Irish price and cost competitiveness has been eroded by the twin forces of excessive domestic inflation and the appreciation of the euro against the dollar and sterling. The level of Irish consumer prices is now 20 per cent higher than the euro-area average. Since 2000, Irish inflation has been half as high again as the rate of price increases in the EU15 (the EU states prior to the accession of 10 new members in 2004). And higher prices are mirrored in higher business costs in Ireland.

The NCC says: "Ireland's relative labour cost competitiveness has deteriorated significantly since 2000." It points out that projected pay increases in Ireland this year will outstrip the rate of pay growth in all other EU15 countries except the UK and Greece. However, cost competitiveness problems are not confined to pay trends.

Competitiveness is being compromised by non-pay costs in many areas.
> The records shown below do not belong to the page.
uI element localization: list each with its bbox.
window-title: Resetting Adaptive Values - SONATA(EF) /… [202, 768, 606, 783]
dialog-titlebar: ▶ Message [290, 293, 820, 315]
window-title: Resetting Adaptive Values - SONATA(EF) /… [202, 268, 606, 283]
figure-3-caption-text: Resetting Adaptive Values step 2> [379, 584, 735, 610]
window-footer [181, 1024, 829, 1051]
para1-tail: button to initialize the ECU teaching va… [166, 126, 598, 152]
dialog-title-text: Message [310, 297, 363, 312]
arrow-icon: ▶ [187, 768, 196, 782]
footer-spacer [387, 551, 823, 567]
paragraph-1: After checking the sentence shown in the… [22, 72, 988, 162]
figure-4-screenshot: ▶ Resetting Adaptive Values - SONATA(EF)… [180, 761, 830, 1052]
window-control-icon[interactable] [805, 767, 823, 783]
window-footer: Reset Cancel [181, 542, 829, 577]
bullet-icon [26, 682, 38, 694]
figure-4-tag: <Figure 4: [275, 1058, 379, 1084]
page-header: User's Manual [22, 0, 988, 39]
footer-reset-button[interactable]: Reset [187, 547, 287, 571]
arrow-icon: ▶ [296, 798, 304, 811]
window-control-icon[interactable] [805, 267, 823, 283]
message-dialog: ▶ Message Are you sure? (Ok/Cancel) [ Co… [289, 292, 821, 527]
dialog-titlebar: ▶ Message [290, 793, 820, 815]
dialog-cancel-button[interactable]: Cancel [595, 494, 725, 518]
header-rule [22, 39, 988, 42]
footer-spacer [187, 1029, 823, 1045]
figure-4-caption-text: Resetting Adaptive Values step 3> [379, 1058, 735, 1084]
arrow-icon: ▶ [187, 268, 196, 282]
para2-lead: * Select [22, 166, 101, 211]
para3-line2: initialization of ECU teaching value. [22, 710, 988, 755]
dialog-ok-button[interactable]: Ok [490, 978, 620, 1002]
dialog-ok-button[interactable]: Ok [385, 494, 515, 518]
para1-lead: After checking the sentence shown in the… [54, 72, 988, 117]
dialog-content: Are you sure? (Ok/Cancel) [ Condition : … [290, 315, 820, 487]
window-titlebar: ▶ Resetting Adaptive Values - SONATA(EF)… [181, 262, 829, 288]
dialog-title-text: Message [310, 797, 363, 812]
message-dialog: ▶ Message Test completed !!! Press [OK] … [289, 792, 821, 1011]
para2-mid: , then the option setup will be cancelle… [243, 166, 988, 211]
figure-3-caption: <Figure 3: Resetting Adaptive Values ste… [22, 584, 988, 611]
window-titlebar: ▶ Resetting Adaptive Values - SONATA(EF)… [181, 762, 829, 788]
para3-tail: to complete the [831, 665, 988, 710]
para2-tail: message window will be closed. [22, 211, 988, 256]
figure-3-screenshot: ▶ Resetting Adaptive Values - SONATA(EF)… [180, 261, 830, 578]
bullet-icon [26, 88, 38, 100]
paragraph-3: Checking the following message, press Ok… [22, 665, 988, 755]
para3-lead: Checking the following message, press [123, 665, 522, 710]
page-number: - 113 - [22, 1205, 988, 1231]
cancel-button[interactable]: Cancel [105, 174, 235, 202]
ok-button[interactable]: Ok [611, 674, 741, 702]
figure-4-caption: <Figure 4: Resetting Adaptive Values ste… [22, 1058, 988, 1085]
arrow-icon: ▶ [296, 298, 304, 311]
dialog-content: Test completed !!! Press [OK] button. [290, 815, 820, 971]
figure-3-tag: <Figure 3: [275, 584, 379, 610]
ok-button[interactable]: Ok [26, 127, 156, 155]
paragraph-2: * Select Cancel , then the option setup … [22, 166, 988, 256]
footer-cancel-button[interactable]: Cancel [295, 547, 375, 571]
Property purchase and rental costs; the costs of Government-administered services; utility costs, from electricity to waste disposal; and the costs of professional services, notably accountancy, legal services and information technology, are all making it more difficult for Irish firms to win new business on internationally traded markets.

In the sphere of productivity growth, Ireland has lost its place as an international frontrunner and now lags the field. Between 2003 and 2006, annual productivity growth in Ireland averaged 1.4 per cent compared to an annual average of 1.7 per cent for the 28 members of the Organisation for Economic Co-Operation and Development. The pace of productivity growth in the modern multinational industry segment has slowed, while many non-traded services sectors continue to perform poorly in productivity terms.

To meet the competitive challenge and to address the productivity problem, the NCC produces an array of sensible, if sometimes insufficiently specific, policy recommendations.

But the principal difficulty resides not in the range or quality of the recommendations. Instead, it lies in the political will to implement them in the face of stern opposition from sectional interests.